JOHN TULLOH. U.S. finally starts to ease its Cold War punishment of Cuba

Nov 3, 2016


It is astonishing that an impoverished speck on the rump of the most powerful country in the world has managed to intimidate it for more than half a century. Cuba, only 144 kms off the coast of Florida, has had to suffer Uncle Sam’s unforgiving wrath because it became a Communist regime, locked up opponents and did not hold free elections. Tough trade and travel embargoes were imposed by Washington. Residents of the land of the free for decades have been banned from going there and woe betide if you were caught with one of Cuba’s famed cigars. But in recent years there has been some forgiveness. If Hillary Clinton becomes the next U.S. president, she has promised to end the embargo. However, the last word will not be hers. It is Congress which has that authority and it is showing no sign of softening its stance.

All this is a hangover from the Cold War which ended 25 years ago. In 1959, Fidel Castro and his revolutionaries overthrew the pro-US dictatorship of Fulgencio Batista (a good friend of U.S. gangsters), nationalised American-owned properties, decided its new best friend was the Soviet Union and allowed Moscow to establish a military presence on the island. All this was at a time when for Americans there was no bigger bogeyman than those threatening Russians with their rockets and nuclear bombs. President Kennedy stared down the enemy and decided that Cuba, having turned Communist, needed to be isolated and punished. Diplomatic ties were cut and replaced by sanctions. The embargo was incorporated into the quaintly-named Trading with the Enemy Act.

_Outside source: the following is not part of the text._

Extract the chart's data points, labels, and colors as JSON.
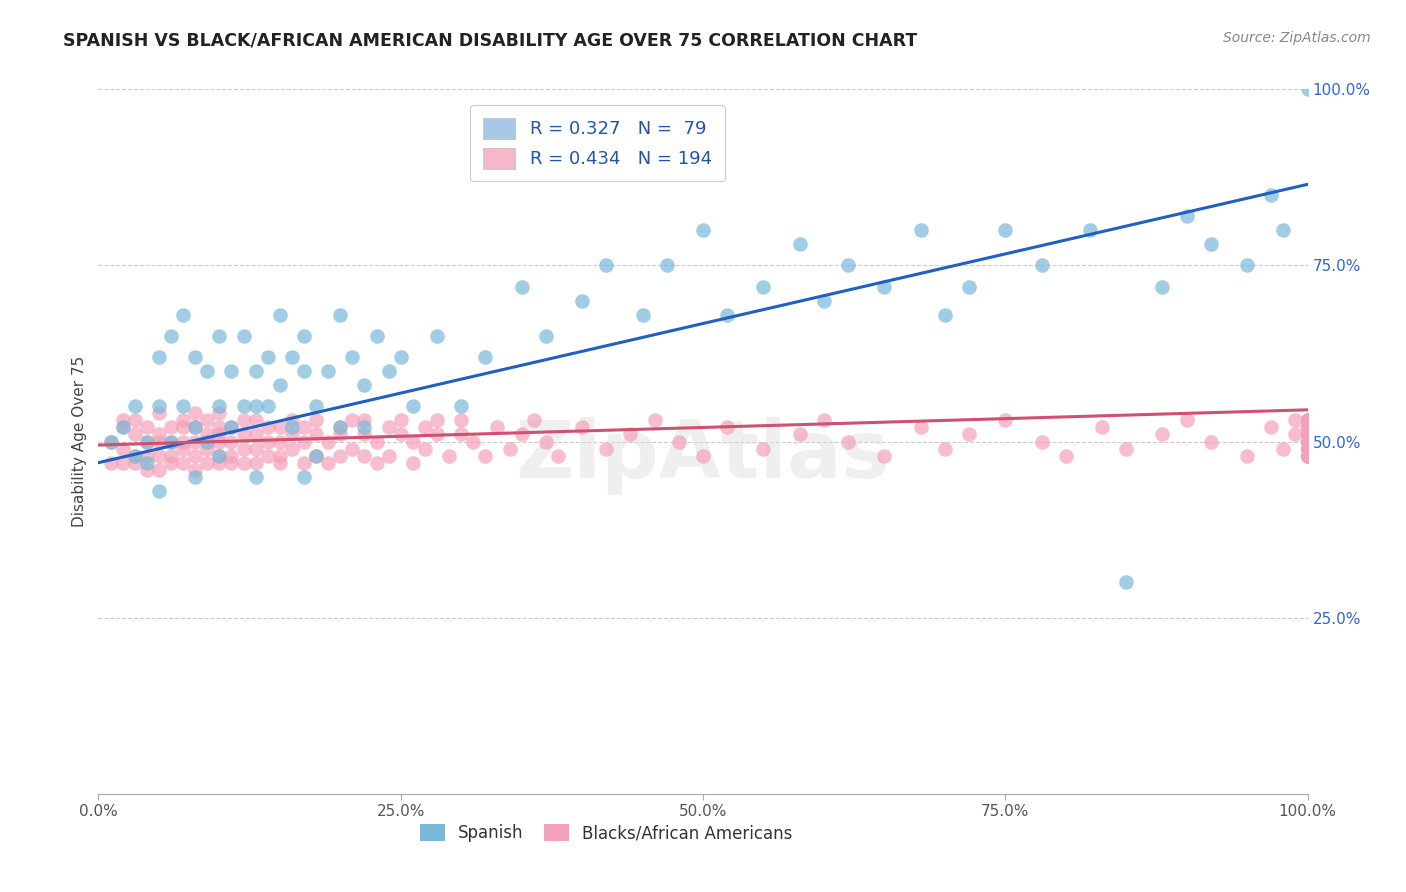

President Obama in the twilight of his presidency must reflect on how little he achieved in his wish to have a greater engagement with his neighbour with its penurious citizens, dilapidated infrastructure and vintage cars of the Saturday Evening Post era in America. Two years ago, he announced the restoration of diplomatic relations and last March became the first U.S. president to visit Cuba in 88 years. It is not only Congress which has thwarted his intentions, but also until now voters in the crucial swing state of Florida, where many Cuban exiles and their families have a say.

But the public tide is turning. Opinion polls show that a majority of Americans want an end to the embargo. The Council on Foreign Relations says that even most Cuban-Americans now support this. Earlier this year, Hillary Clinton told a campaign audience in Miami what would have been unthinkable for any political candidate not long ago – that the embargo was obsolete. ‘I understand the scepticism in this community about any policy of engagement towards Cuba’ she said. ‘I’ve been sceptical, too. But we cannot wait any longer for a failed policy to bear fruit. We have to seize this moment’. According to the New Yorker, Donald Trump tried to seize his moment 20 years ago when he sent consultants to Havana ‘to sniff out’ business opportunities. This was in violation of the embargo which could have landed him in jail. Trump claimed they went there for charitable purposes.

Despite the overwhelming public sentiment, Congress is unlikely to be swayed until Cuba holds free elections and ends its crackdown on dissidents. In the meantime, changes are taking place thanks to Obama exercising executive authority. U.S. cruise liners are now visiting Cuba and commercial flights from America have resumed after more than 50 years. One airline official was so carried away by the first flight that he likened it to one of ‘the great moments in history’. Last month, the U.S. for the first time in 25 years did not oppose the customary U.N. General Assembly resolution condemning the embargo. It abstained.

Now comes the scrapping of the $100 limit on what Americans can bring back from Cuba. This means they can now fill their suitcases with cigars and rum if they wish. But that’s if they can actually visit there. At present, Americans are still banned from going to Cuba unless they represent relatively harmless interests like education, cultural or sport. Last year, there were 3.5 million visitors to Cuba, the majority from Europe. Only 161,000 were Americans, albeit a 77% increase on the previous year, reported Agence France Presse. If the embargo is ever lifted, it will be a case of los Yanquis están viniendo – two million or more crossing the Florida Strait in search of cheap holidays, those cigars and all that rum.

It is curious that Washington has enforced such a harsh attitude towards a tiny neighbour for so long when it has had no compunction in getting along with various tyrants and dictatorial regimes elsewhere in the neighbourhood during this period. Haiti, Nicaragua. El Salvador, Honduras, Panama and Guatemala come to mind. These were anything but hospitable regimes. Opposing them would not have been recommended for anyone’s health or life expectancy.

FOOTNOTE. According to the Council on Foreign Relations, the Cuban government estimates that the trade embargo has amounted to a total loss of $1.126 trillion. 

John Tulloh had a 40-year career in foreign news.